Sleeping with the political enemy1 min read
Reading Time: < 1 minuteIn Howard Hawks’ uproarious screwball comedy classic Bringing Up Baby, a shrewd but impetuous young woman (Katharine Hepburn) ambushes a stodgy, prematurely middle-aged dinosaur scientist (Cary Grant) and drives him so far out of his comfort zone that in the movie’s penultimate moment, the poor bugger greets his prospective mother-in-law in drag with the exclamation, “I’ve just gone gay!”
In director/co-writer Michel Leclerc’s enchanting, screwball-like political farce The Names of Love, opening Friday, an equally impetuous young French woman of Algerian descent corners a stodgy, middle-aged animal doctor who performs autopsies on dead ducks to detect the onset of bird flu.
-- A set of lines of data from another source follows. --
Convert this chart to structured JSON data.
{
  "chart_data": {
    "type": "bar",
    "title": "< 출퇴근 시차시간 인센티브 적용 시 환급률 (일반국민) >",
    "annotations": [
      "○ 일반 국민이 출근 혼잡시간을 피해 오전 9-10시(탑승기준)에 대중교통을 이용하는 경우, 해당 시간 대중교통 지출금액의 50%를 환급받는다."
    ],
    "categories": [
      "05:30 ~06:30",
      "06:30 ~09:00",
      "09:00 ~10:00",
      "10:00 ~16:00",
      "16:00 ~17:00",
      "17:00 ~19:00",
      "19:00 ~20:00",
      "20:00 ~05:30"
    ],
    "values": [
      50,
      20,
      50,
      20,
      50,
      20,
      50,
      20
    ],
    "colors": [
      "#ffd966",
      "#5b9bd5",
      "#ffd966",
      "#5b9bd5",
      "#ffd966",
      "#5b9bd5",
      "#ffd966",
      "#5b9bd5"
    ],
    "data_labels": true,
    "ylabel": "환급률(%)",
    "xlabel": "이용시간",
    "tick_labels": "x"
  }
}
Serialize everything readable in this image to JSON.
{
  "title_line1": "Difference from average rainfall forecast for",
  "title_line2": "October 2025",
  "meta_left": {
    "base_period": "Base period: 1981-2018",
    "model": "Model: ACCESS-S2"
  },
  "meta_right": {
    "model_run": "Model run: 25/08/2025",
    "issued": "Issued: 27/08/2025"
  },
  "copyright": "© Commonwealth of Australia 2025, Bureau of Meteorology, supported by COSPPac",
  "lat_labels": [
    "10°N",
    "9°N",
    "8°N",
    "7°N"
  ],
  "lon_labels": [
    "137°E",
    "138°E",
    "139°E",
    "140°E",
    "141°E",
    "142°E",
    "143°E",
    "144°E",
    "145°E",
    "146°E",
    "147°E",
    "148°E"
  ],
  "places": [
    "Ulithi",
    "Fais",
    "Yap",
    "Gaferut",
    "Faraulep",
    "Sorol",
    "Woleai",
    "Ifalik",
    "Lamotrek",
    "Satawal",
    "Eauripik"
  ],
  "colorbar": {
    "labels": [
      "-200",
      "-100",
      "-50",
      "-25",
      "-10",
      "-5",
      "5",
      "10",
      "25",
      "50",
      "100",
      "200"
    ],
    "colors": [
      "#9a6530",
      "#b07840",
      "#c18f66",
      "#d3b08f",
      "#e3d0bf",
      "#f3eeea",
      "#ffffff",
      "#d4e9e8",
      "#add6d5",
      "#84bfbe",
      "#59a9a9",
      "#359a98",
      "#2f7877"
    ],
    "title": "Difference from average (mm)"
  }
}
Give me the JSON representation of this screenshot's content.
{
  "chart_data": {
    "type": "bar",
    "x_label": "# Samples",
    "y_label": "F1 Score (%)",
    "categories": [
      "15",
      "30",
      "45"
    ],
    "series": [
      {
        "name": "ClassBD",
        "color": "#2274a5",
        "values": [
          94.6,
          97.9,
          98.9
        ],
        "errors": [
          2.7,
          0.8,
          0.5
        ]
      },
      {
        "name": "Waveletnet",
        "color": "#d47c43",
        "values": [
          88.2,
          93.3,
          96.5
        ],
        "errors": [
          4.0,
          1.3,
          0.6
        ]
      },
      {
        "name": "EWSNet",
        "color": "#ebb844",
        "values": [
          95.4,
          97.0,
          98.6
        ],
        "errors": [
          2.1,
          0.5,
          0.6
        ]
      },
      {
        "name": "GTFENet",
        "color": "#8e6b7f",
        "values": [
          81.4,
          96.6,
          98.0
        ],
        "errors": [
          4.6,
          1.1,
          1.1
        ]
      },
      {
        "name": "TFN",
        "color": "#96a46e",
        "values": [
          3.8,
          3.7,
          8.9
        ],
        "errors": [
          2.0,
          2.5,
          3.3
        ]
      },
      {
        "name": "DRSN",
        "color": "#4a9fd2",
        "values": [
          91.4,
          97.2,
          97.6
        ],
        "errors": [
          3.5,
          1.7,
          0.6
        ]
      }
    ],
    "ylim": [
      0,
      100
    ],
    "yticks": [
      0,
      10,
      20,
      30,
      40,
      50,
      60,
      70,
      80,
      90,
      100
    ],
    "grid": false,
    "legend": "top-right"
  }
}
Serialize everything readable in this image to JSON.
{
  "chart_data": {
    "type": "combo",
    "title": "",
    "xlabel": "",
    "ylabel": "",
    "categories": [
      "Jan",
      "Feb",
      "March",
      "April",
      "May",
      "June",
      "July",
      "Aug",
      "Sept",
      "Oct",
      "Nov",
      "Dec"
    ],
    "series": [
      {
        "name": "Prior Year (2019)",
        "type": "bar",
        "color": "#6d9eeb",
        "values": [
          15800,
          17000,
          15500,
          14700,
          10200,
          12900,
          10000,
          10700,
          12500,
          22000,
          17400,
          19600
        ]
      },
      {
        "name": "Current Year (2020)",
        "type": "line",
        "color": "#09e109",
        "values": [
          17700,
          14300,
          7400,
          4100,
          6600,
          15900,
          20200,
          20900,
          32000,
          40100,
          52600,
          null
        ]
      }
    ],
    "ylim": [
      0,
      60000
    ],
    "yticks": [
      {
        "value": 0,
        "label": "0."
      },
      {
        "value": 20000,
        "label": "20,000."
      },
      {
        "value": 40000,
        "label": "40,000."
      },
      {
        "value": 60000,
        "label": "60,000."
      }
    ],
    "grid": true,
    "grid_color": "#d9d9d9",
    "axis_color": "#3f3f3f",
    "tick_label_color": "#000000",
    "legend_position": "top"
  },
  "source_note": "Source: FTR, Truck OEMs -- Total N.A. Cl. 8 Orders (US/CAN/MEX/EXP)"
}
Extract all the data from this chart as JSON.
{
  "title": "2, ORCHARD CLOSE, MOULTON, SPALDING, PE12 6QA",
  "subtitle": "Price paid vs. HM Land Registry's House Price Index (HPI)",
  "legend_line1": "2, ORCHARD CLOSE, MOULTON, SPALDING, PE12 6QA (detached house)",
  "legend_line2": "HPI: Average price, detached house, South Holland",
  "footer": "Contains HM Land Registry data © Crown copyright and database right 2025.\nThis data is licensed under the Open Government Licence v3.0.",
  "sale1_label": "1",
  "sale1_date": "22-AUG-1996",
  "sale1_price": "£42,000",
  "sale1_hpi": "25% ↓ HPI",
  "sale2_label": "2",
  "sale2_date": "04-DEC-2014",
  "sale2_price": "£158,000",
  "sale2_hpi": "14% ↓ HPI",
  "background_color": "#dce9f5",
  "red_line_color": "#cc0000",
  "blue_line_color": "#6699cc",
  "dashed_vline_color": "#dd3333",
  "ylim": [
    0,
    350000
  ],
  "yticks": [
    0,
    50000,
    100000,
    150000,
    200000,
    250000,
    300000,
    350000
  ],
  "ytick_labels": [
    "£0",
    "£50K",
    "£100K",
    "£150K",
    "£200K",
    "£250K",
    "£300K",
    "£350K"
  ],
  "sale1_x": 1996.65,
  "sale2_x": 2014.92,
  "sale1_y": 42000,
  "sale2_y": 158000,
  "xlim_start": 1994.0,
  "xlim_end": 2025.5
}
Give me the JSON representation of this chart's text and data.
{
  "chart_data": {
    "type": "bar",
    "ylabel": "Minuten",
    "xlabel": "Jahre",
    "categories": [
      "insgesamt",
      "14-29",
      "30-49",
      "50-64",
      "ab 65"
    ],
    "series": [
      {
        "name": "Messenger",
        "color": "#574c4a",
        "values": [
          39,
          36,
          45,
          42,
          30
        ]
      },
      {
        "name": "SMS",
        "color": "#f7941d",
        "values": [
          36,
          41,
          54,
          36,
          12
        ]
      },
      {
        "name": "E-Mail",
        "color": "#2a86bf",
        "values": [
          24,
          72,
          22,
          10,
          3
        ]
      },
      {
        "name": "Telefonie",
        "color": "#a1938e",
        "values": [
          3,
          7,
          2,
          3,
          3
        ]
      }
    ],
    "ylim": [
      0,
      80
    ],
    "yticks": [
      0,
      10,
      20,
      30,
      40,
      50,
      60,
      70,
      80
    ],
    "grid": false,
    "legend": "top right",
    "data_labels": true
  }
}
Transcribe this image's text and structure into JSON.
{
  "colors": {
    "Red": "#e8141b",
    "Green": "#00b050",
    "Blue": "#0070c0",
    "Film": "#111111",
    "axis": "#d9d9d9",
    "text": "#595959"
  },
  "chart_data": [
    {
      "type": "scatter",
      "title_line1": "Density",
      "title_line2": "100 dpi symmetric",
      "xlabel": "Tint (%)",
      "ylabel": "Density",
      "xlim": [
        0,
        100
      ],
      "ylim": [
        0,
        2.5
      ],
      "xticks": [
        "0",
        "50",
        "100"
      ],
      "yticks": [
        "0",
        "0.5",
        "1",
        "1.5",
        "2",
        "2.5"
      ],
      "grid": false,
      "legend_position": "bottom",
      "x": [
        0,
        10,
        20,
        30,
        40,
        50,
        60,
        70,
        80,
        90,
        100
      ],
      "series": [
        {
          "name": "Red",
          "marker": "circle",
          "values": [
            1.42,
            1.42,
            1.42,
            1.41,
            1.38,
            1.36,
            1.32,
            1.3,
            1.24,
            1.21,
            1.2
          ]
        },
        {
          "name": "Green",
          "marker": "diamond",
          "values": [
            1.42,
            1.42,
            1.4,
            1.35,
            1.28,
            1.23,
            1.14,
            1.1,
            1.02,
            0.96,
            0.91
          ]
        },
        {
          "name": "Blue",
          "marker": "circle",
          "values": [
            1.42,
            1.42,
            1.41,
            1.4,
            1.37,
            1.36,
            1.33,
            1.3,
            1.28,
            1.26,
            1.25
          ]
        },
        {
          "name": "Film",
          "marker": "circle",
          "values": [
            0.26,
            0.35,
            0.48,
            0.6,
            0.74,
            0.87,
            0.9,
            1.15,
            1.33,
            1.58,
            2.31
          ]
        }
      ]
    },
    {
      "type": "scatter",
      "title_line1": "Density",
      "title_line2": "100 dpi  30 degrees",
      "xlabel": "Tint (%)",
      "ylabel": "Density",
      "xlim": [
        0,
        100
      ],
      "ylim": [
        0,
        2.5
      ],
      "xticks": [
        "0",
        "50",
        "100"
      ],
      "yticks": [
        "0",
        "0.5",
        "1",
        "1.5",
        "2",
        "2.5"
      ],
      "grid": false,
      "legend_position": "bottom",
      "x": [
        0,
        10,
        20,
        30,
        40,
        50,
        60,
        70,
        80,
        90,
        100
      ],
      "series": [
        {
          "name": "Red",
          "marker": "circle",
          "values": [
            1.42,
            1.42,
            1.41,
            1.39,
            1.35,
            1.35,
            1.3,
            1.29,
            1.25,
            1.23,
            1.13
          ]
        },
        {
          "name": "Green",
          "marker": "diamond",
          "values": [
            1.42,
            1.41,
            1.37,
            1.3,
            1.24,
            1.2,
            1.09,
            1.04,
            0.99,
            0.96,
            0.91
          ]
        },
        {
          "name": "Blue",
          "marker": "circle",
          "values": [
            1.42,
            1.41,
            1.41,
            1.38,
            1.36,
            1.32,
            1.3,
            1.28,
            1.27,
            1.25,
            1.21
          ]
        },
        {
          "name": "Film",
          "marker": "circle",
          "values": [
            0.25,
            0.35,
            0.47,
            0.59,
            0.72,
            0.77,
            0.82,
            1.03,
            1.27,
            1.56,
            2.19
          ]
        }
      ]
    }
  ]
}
Arthur Martin (just one of 15,207 people in France with that name), meet Baya Benmahmoud (“No one in France has that name.”) These two completely incompatible types, who would flunk every computer dating match, meet through the fickle fate of a TV call-in show.
He’s the slightly pompous expert who only manages to make everybody feel more paranoid about a revenge-of-nature problem; she’s the helplessly inept apprentice talk-show phone screener who, after dismissing callers as jerks, invades the studio to confront the expert in the middle of his drone.